Sono un autodidatta, ho sempre fatto musica, ma quando ero più giovane non pensavo che potesse diventare qualcosa che mi desse da vivere; ero troppo spaventato e non avevo abbastanza fiducia in me stesso per prendere la decisione di studiare musica, per esempio. Ma ora, da quando ci lavoro, non sono nemmeno sicuro che sarebbe stata la mossa giusta da fare; abbiamo tutti il nostro percorso che ci indica la strada di quello che vogliamo fare e di come farlo. Nathalie e io lavoriamo in modo molto simile con la musica e l’arte, entrambi inventiamo ciò che dobbiamo fare; nessuno ha insegnato a Nathalie a fare animazioni, anche se è andata alla scuola d’arte. L’ispirazione per la musica e l’arte cambia molto, ma tutto ciò che è un’espressione onesta mi interessa, non importa quale sia il mezzo o il genere. Sono molto incuriosito dagli artisti che fanno ciò che vogliono e non si preoccupano di ciò che gli altri potrebbero pensare.
Le collaborazioni a due sembrano essere la tua cifra stilistica. Dopo quella nell’arte con Nathalie che è anche la tua compagna di vita, ce n’è una anche nel campo musicale. Hai infatti fondato nel 2014 una tua etichetta con la dj svedese Johanna Knutsson, la UFO Station Recordings, dove pubblicate però solo la vostra musica. Quali altri dinamiche si innescano nel gestire un’etichetta rispetto al creare colonne sonore per videoanimazioni?

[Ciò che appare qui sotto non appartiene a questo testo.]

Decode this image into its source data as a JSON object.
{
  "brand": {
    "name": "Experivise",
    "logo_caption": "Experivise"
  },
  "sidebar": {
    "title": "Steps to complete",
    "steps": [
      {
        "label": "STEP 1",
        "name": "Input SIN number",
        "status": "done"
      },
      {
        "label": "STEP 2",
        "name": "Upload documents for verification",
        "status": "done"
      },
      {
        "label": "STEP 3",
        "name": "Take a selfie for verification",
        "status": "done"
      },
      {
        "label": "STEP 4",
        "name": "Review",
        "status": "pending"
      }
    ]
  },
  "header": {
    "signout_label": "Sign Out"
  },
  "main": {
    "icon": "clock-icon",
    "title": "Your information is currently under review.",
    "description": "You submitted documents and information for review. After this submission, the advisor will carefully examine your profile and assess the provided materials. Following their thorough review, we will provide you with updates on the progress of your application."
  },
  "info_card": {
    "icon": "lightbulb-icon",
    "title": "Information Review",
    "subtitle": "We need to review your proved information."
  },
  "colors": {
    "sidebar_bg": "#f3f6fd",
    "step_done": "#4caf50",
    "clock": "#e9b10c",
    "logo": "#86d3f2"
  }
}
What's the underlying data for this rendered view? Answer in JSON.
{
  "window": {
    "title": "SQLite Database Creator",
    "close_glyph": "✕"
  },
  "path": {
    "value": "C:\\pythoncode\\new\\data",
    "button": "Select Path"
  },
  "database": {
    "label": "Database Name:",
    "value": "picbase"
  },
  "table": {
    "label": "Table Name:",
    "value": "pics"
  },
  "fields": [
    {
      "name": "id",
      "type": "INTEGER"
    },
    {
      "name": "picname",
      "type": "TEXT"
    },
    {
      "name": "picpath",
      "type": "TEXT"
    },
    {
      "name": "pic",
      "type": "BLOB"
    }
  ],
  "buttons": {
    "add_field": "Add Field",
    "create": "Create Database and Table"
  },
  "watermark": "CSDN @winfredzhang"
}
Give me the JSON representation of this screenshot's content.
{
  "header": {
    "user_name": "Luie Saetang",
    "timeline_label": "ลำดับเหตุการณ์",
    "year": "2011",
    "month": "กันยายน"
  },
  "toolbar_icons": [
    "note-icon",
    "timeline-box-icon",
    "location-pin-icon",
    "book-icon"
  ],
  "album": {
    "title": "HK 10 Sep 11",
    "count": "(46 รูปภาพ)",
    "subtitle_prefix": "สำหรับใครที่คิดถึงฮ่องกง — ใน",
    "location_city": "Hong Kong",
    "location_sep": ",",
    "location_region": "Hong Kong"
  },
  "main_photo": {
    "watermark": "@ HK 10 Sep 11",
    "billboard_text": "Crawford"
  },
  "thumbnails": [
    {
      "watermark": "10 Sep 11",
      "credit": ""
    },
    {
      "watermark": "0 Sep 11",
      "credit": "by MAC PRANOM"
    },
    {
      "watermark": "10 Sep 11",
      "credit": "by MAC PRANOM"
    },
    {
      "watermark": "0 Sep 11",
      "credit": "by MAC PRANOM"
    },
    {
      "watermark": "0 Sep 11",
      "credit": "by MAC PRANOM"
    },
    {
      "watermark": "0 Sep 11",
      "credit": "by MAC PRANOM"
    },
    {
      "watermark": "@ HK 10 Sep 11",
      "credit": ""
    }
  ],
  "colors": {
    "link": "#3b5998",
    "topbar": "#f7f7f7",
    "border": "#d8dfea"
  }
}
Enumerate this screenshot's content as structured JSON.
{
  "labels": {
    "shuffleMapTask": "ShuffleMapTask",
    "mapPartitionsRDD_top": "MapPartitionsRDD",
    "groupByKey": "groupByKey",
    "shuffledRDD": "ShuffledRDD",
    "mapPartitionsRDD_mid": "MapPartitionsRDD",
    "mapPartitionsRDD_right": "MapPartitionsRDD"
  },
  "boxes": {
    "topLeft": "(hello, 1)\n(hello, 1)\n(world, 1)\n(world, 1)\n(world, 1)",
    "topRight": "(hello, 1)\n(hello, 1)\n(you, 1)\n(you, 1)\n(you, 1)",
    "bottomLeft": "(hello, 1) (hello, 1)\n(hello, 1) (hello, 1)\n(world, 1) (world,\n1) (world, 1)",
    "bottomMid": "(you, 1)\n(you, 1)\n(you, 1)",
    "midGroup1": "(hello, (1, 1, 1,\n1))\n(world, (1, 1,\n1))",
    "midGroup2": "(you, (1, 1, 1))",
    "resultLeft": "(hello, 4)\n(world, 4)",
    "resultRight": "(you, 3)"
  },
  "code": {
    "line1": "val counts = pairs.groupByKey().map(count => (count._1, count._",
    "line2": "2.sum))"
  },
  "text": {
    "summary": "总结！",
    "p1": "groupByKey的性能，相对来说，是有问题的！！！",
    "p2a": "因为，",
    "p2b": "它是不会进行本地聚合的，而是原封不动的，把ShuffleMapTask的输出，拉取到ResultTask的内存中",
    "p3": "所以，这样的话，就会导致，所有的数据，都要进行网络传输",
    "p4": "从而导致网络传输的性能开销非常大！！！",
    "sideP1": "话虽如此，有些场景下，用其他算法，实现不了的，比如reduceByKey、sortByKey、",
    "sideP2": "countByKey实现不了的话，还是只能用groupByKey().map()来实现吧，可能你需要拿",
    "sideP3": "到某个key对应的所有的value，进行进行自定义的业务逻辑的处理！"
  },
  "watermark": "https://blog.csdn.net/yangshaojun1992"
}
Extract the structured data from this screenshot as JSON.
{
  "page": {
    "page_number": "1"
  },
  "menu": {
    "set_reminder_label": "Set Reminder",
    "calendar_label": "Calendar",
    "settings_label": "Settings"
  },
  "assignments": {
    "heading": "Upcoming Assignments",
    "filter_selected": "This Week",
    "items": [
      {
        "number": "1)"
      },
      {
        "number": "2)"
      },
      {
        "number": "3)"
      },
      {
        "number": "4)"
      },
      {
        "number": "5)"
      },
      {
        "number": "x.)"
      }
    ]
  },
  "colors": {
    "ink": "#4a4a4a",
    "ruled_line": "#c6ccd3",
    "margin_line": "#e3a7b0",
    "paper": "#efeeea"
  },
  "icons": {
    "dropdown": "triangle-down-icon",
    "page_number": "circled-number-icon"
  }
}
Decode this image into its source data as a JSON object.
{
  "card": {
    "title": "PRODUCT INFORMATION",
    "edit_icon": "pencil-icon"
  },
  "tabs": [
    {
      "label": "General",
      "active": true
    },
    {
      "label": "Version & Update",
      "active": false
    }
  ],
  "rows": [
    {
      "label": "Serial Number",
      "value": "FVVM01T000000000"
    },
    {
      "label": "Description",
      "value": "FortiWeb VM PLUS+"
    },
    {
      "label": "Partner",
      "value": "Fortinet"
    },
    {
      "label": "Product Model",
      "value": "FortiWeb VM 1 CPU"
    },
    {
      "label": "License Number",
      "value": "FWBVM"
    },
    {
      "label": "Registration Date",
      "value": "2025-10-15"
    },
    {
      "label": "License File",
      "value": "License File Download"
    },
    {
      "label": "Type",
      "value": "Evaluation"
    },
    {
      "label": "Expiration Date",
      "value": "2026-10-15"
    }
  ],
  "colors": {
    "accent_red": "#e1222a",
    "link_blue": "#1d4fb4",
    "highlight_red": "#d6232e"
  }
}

Gestire un’etichetta è piuttosto noioso per essere onesti, ma ci dà la libertà di pubblicare la nostra musica molto velocemente e più facilmente, ed è per questo che abbiamo iniziato, in modo molto diretto, con una libertà artistica al 100%. Non siamo bravi con tutto il marketing perché non è questo il nostro interesse, la musica è ciò che ci interessa. Ma essere un artista solista può rivelarsi qualcosa di molto solitario, quindi mi piacciono davvero le collaborazioni quando funzionano, l’input di un’altra persona ti dà cambiamenti e idee inaspettati che non puoi mai raggiungere da solo.
Quale sarà il tuo prossimo progetto musicale da solista?
A febbraio pubblicherò l’album Sounds of the Forest Forgotten per l’etichetta 2MR di New York. Saranno sette tracce di techno e ambient, su vinile e digitale. Una delle tracce è la colonna sonora di un film di Nathalie chiamato Butterfly, così ho la possibilità di combinare un po’ i due mondi. Non vedo davvero l’ora di farlo, e spero di fare alcuni spettacoli dal vivo in giro per l’America e l’Europa a sostegno di questa pubblicazione.